I can’t remember if it was this way with her other two novels (it’s been years) but Tartt really makes a hash of the ending here. She brings it around well so we get to see what happens to The Goldfinch itself and it’s all very satisfying but she spends way too many pages making Theo putz around not really doing anything. In that space she tries multiple times to give the novel various literary allusions and interpretations through the subject of the painting: a tethered bird. Which is fair as you could apply the image to numerous characters and situations here: Theo is metaphorically tethered to the painting for the entire book, as well as his doomed love Pippa, drugs, the mental scarring of the terrorist attack, his dead mother, and so on. In one line of reasoning, Tartt even posits that the novel is meaningless which it could well be but, if you accept the painting is as well, both are so well-crafted that that doesn’t make them worthless either. It just struck me as a messy and unimpressive way to end the book by artlessly lobbing one interpretation after another at the reader so obviously. 

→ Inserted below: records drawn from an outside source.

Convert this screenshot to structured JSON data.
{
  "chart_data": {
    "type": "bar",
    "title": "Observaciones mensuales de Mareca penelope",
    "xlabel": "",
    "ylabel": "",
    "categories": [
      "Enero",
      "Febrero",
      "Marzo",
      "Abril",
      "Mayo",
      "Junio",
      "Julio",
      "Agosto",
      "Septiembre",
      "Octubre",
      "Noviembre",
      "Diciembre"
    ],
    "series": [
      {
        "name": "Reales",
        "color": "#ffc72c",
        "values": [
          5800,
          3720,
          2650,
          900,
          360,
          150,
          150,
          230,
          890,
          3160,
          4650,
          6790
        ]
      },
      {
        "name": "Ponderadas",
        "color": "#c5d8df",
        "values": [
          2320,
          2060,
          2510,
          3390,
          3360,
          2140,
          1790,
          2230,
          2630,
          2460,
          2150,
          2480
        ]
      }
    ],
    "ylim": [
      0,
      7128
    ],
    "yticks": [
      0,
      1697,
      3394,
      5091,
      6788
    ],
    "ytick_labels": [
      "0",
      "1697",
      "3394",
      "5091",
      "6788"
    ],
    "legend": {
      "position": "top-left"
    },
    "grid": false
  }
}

But, clumsy attempts at highlighting that the book is to be considered Literature aside, it’s not hard to see why The Goldfinch won so many awards. Besides Tartt’s undeniable skill, it’s a great read with superb characters and many clever touches throughout. Carel Fabritius was killed in a gunpowder explosion much like the incident that Theo experiences at the start which connects him to Fabritius’ masterpiece. During Theo’s tortured time in Amsterdam, he walks the circular canal structure much like Dante’s circles of Hell. Besides Dickens’ Oliver Twist, there’s a case to be made for this being similar to another great writer’s famous work: F. Scott Fitzgerald’s The Great Gatsby. Like Fitzgerald, Tartt is drawn to the upper classes and you could compare Theo and Boris to Nick Carraway and Gatsby, the inexperienced young man and the more worldly friend. Fitzgerald also implied that Nick was gay while Theo and Boris’s relationship is more expressly confirmed. There’s more I’m forgetting overall but there’s a lot of detail layered within this massive book to reward careful readers. 

I’m glad I finally read The Goldfinch. I found it to be a very entertaining, memorable and compelling experience in all of the ways only great books can be. I recommend it with the added note that if you’re going to read it, be patient with it - it is absolutely worth the effort!